When you or a loved one becomes incapacitated after a severe injury, the resulting loss of income can lead to serious financial difficulties. If third-party negligence contributed to the injury, you can seek monetary damages for the associated costs, including medical bills, lost wages and lost enjoyment of life. 

These are the answers to the most common questions about recovering personal injury damages in Washington.  

How does the court determine fault? 

Personal injury suits require the injured party to prove that another party acted negligently and that this negligence directly contributed to the injury. The state defines negligence as the failure to meet an expected level of care, either by acting or failing to act. For example, if a store owner knows about a spill but does not wipe it up and a customer falls, he or she did not meet the required degree of care. 

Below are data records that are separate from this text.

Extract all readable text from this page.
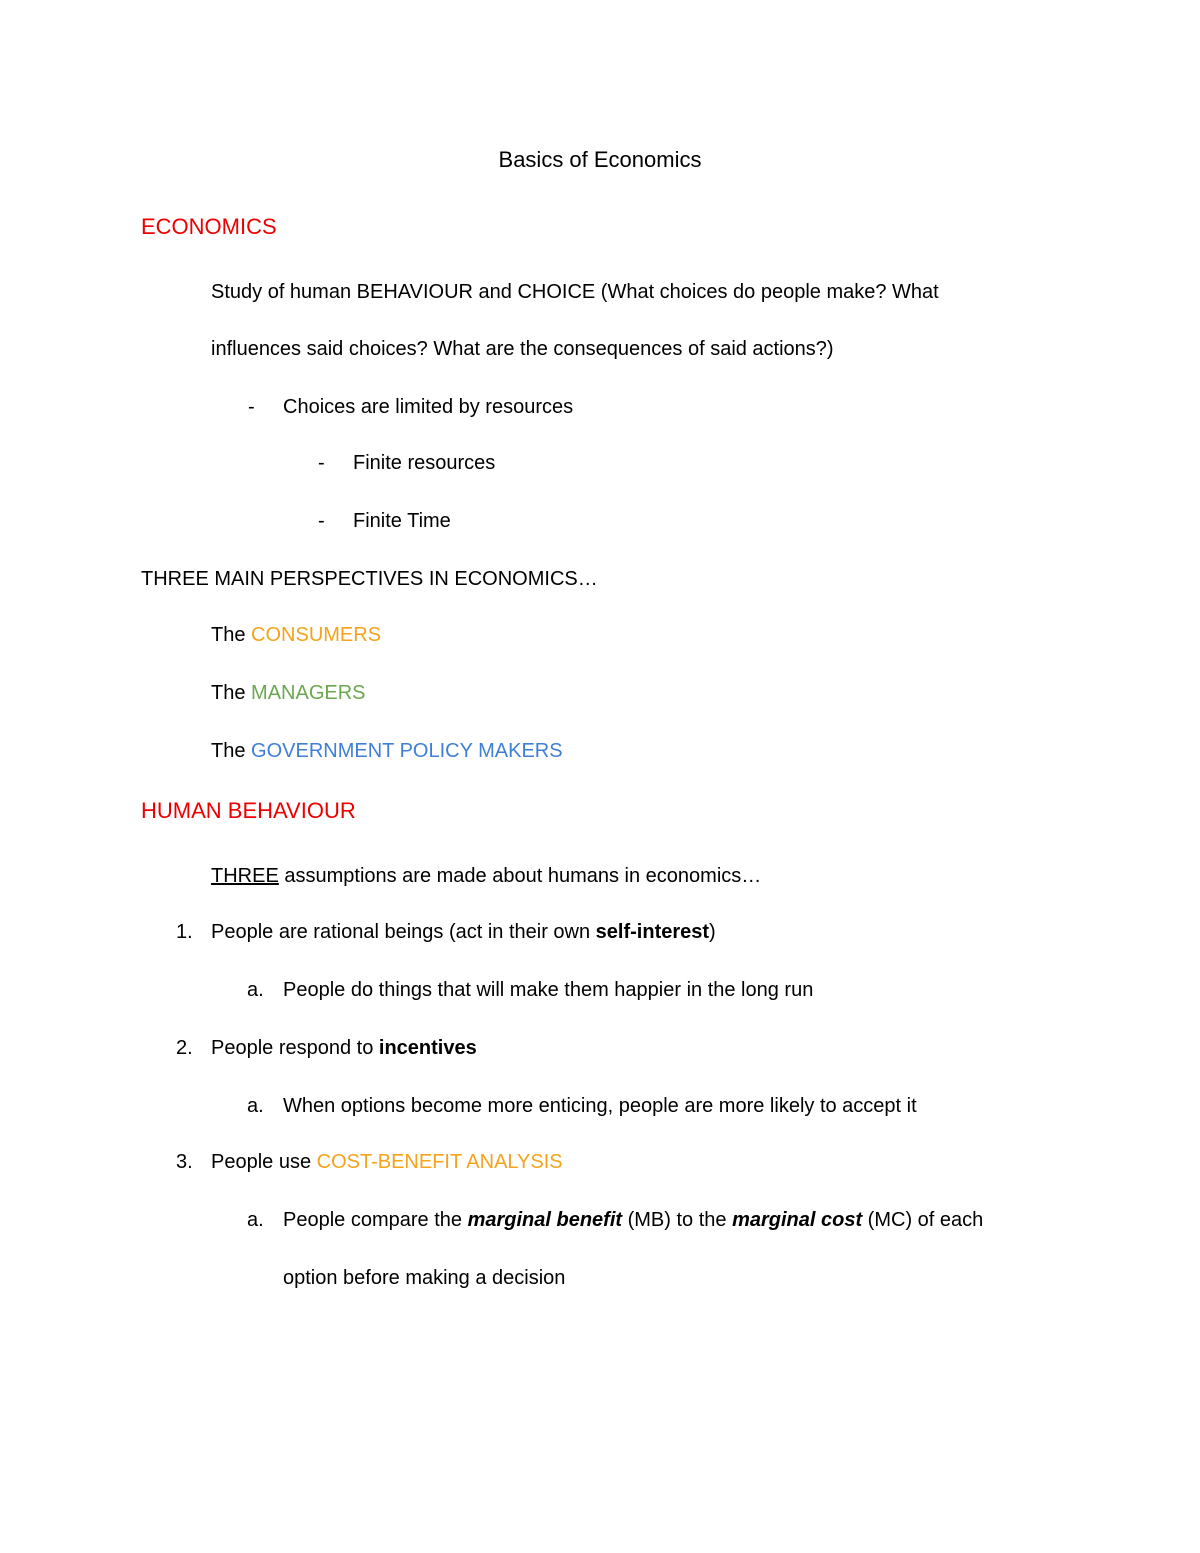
Basics of Economics
ECONOMICS
Study of human BEHAVIOUR and CHOICE (What choices do people make? What
influences said choices? What are the consequences of said actions?)
- Choices are limited by resources
- Finite resources
- Finite Time
THREE MAIN PERSPECTIVES IN ECONOMICS…
The CONSUMERS
The MANAGERS
The GOVERNMENT POLICY MAKERS
HUMAN BEHAVIOUR
THREE assumptions are made about humans in economics…
1. People are rational beings (act in their own self-interest)
a. People do things that will make them happier in the long run
2. People respond to incentives
a. When options become more enticing, people are more likely to accept it
3. People use COST-BENEFIT ANALYSIS
a. People compare the marginal benefit (MB) to the marginal cost (MC) of each
option before making a decision
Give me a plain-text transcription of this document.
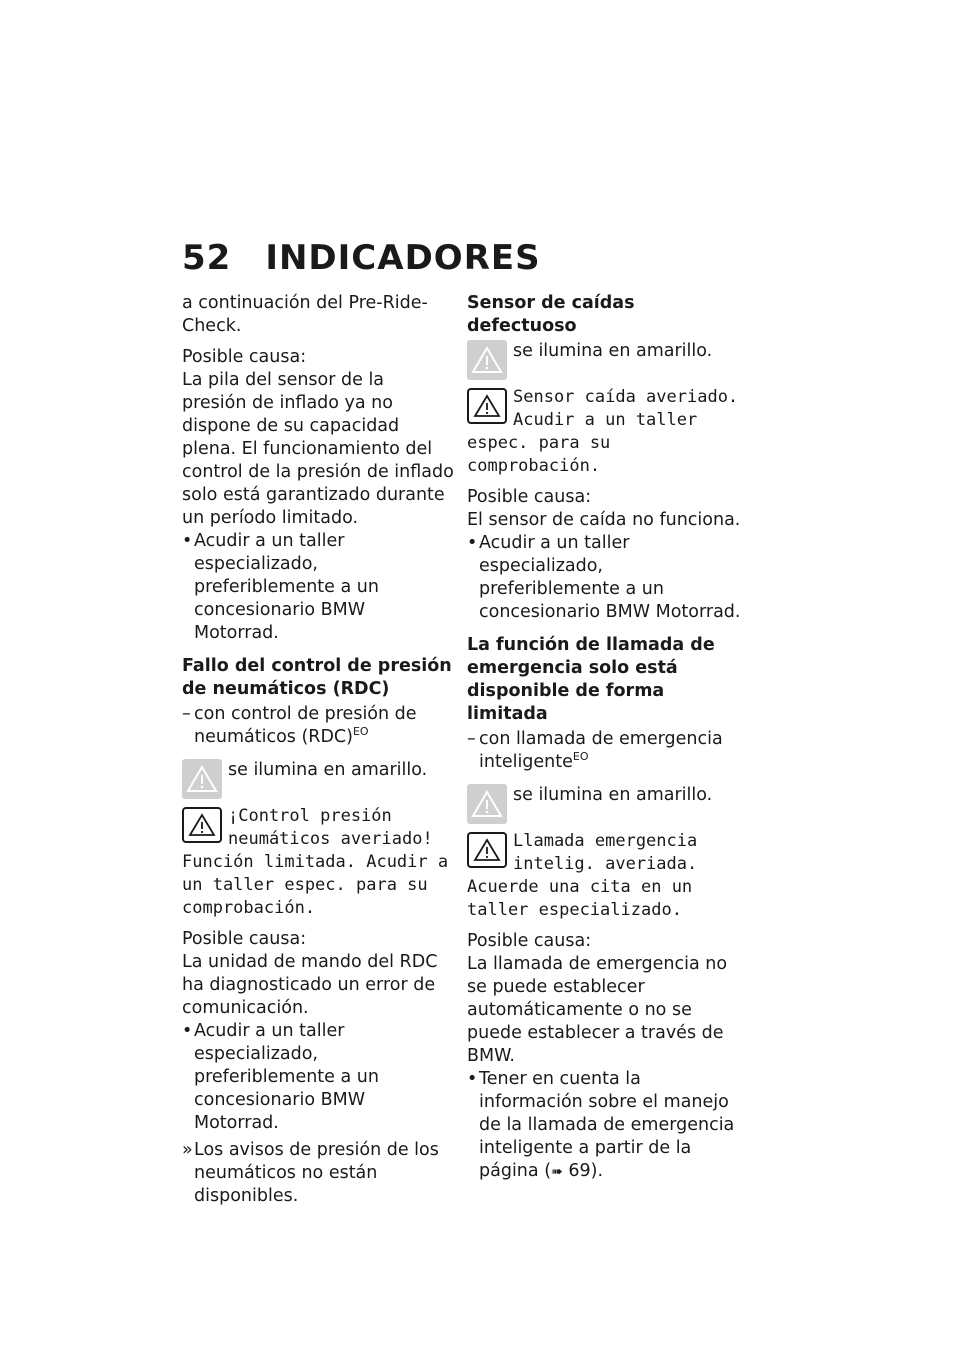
52 INDICADORES

a continuación del Pre-Ride-Check.

Posible causa:

La pila del sensor de la presión de inflado ya no dispone de su capacidad plena. El funcionamiento del control de la presión de inflado solo está garantizado durante un período limitado.

• Acudir a un taller especializado, preferiblemente a un concesionario BMW Motorrad.
Fallo del control de presión de neumáticos (RDC)
– con control de presión de neumáticos (RDC)$^{EO}$
se ilumina en amarillo.
¡Control presión neumáticos averiado! Función limitada. Acudir a un taller espec. para su comprobación.

Posible causa:

La unidad de mando del RDC ha diagnosticado un error de comunicación.

• Acudir a un taller especializado, preferiblemente a un concesionario BMW Motorrad.
» Los avisos de presión de los neumáticos no están disponibles.
Sensor de caídas defectuoso
se ilumina en amarillo.
Sensor caída averiado. Acudir a un taller espec. para su comprobación.

Posible causa:

El sensor de caída no funciona.

• Acudir a un taller especializado, preferiblemente a un concesionario BMW Motorrad.
La función de llamada de emergencia solo está disponible de forma limitada
– con llamada de emergencia inteligente$^{EO}$
se ilumina en amarillo.
Llamada emergencia intelig. averiada. Acuerde una cita en un taller especializado.

Posible causa:

La llamada de emergencia no se puede establecer automáticamente o no se puede establecer a través de BMW.

• Tener en cuenta la información sobre el manejo de la llamada de emergencia inteligente a partir de la página (➠ 69).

What is comparative negligence? 

Washington uses the comparative negligence approach when assigning fault in a personal injury case. The judge will review the evidence and determine responsibility for the accident, which can be solely attributed to one party or shared between several parties including the plaintiff. The court reduces your monetary award by your fault percentage. For example, if your damages are $50,000 but you were 20% at fault, you will receive $40,000. 

When should I file a lawsuit? 

Personal injury claims are subject to a state statute of limitations of three years from the date of the injury. The court will dismiss lawsuits filed after the expiration date and you will be ineligible for financial recovery. 

Washington does not limit financial recovery in a personal injury lawsuit. You can seek damages for pain and suffering, loss of enjoyment of life, current and future lost wages and actual costs such as medical bills. If you receive an insurance settlement offer that does not cover your costs, you do not have to accept the offer and can instead pursue legal remedy.